The 30-mile chase wound through Miramar and Pembroke Pines after a jewelry heist in Coral Gables. Inside the UPS truck were the two suspected robbers and their hostage, UPS driver Frank Ordonez.

Rodriguez said gunfire erupted as he drove with his young son Caleb on Miramar Parkway about 30 feet behind the UPS truck.

“I had to hold him down, kind of look up, hold him down, kind of look up,” he said. “You want to see what was going on, but I kept holding him down.”

“People were yelling, people were jumping out of their car, running back this way,” said the unidentified witness.

“I saw all of the police cars going in one direction on Miramar Parkway,” said witness Teresina Monroe. “Then, all of a sudden, they were coming in the opposite direction, and then we heard gunshots.”

Other drivers had to dive for cover.

Utz said she is still shaking.

“All of a sudden, it started like gunshots. They were like — I thought it was like, ‘Oh, my God, It looks like fireworks,’ and it was so fast,” she said.

Cellphone video shows her white Toyota Corolla stopped a few cars ahead of the UPS truck at the intersection of Miramar Parkway and Flamingo Road when the shootout started.

“[Police officers yelled], ‘Get down, get down, get back!’ ‘Boom, boom, boom, boom, boom, boom!'” said the unidentified witness.

Utz said she sped through traffic in a panic.

“I looked in the mirror, and I saw the smoke coming out, and I couldn’t think anymore,” she said. “I pressed the gas, the accelerator. I went through the red light, and I just go super fast.”

In about 30 seconds, however, it was all over. The UPS driver, 27-year-old Frank Ordonez, lay dead. The two suspected armed robbers, Lamar Alexander and Ronnie Jerome Hill, both 41, were also dead.

Alexander has a criminal history that reaches back into the 1990s, and he was convicted of armed robbery in 2008. He landed in prison after robbing a Mayors jewelry store in Fort Myers, then leading police on a high-speed chase up to Sarasota County. He was released from prison in 2017.

Hill also has a criminal history that dates back into the 1990s. He has convictions on burglary or related charges in 2014, 2015 and 2016. He, too, was released from prison in 2017.

Joe Merino, Ordonez’s stepfather, said the tragedy feels surreal to him.

“It’s a nightmare. It’s a bad dream that I hope to wake up from and see him here,” he said. “He’s not here. He lived with us.”

Merino said his stepson’s violent death has left his entire family traumatized.

“My wife is destroyed. It’s broken our hearts. I have a broken heart right now,” he said.
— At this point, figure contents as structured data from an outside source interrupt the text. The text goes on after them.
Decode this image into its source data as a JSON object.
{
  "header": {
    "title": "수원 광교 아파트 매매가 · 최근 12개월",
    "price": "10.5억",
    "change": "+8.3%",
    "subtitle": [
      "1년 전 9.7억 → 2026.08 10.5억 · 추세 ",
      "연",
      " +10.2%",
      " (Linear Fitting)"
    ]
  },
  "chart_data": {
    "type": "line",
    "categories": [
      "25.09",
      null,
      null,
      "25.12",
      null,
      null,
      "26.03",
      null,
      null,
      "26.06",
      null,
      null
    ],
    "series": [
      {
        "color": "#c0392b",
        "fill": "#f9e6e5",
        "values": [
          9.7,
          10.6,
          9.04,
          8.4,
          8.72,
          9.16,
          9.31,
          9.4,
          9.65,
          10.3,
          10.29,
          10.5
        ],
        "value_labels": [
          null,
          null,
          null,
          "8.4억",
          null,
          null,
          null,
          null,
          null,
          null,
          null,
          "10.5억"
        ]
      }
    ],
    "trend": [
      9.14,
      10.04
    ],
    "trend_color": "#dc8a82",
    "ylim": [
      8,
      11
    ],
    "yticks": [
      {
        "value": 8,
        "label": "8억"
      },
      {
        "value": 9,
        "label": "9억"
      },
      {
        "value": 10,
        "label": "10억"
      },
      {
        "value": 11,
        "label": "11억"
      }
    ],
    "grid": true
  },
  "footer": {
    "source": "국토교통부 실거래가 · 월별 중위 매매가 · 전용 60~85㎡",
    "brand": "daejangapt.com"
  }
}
7News has learned the fourth person killed in the shooting was 70-year-old Richard Cutshaw, a driver who was caught in the crossfire. Cellphone video showed him slumped over the steering wheel of his dark colored sedan at the intersection of Miramar Parkway and Flamingo Road.

Cutshaw, a Pembroke Pines resident, was a union representative who represented thousands of government workers. He was two years away from retirement.
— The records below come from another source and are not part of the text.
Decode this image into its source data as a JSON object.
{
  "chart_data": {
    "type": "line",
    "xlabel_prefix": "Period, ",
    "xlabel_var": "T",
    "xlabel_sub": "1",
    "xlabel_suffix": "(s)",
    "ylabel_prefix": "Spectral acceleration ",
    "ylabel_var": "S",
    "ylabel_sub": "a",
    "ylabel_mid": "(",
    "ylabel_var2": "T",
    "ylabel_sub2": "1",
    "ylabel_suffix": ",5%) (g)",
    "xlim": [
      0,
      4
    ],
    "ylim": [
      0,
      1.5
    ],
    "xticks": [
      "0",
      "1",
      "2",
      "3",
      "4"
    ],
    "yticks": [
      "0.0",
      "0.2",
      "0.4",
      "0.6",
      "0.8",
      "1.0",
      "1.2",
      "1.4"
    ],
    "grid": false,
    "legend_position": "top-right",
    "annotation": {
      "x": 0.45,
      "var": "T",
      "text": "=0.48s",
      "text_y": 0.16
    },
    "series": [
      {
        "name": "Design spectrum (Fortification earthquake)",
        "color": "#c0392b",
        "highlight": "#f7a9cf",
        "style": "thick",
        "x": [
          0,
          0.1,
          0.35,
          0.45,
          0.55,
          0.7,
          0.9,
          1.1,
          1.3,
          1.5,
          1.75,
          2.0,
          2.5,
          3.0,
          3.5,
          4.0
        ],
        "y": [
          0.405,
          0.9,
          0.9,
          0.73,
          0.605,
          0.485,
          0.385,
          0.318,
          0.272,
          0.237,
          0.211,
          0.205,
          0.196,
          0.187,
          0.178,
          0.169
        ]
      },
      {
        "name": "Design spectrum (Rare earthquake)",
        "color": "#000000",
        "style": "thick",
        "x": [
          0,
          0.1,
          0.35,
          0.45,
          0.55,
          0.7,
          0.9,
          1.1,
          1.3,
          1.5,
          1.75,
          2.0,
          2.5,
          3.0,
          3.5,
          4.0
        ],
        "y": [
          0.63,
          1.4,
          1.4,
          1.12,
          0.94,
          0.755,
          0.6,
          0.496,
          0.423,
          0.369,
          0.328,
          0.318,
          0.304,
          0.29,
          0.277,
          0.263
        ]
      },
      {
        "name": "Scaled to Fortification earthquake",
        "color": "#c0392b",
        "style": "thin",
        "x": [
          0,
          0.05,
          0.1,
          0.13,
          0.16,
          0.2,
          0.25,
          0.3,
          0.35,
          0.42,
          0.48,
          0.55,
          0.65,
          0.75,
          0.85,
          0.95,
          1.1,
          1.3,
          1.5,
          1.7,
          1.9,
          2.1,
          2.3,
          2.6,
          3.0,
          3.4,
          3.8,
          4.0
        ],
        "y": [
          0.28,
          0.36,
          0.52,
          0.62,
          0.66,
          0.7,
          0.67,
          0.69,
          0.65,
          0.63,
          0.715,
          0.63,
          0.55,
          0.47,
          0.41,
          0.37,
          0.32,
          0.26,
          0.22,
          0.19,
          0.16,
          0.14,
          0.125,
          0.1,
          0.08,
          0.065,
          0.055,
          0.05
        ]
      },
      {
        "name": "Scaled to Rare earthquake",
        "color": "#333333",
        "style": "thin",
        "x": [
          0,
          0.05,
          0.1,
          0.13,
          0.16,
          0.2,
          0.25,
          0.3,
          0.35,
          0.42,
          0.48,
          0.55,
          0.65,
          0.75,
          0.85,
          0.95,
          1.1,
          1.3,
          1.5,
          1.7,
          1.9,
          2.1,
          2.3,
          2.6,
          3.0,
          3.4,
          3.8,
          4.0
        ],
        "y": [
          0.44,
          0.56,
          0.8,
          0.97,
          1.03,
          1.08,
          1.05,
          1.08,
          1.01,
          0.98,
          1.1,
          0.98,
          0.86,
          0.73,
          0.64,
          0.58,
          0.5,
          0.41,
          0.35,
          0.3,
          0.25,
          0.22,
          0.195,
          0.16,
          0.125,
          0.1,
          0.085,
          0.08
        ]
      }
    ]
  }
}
“You know, they go to work in the morning not knowing that they’re going to be involved in something like this so tragic,” said area resident Miguel Abreu. “It’s what it seems that this world is coming to.”

Now, investigators and crime scene technicians must pore over all of the evidence that at one point was strewn across the roadway to determine what sparked the shootout with innocent civilians in the line of fire.

“My question, and I’m not an attorney, and I’m not a police officer, but I’m a rational person, and reason tells me, why didn’t they secure the area?” said Merino. “Another innocent victim was killed, are you aware of that? Where was the SWAT team that normally handles all the hostage situations? Where was the long sniper? Where was the hostage negotiator? They came in full force.”

In an interview with 7News, Miami-Dade Director Juan Perez said the suspects fired first from inside the UPS truck, and there wasn’t anything else they could have done once they were placed in a situation like that.

Twenty-four hours later, Utz was at the same intersection she sped through, alive and safe, watching another UPS driver in the same spot, just going about his business.

“It’s just like it was yesterday. My prayers go out for the UPS driver, for the family and for the bystander,” she said. “You don’t wish that for anybody.”

The FBI and the Florida Department of Law Enforcement continue to investigate.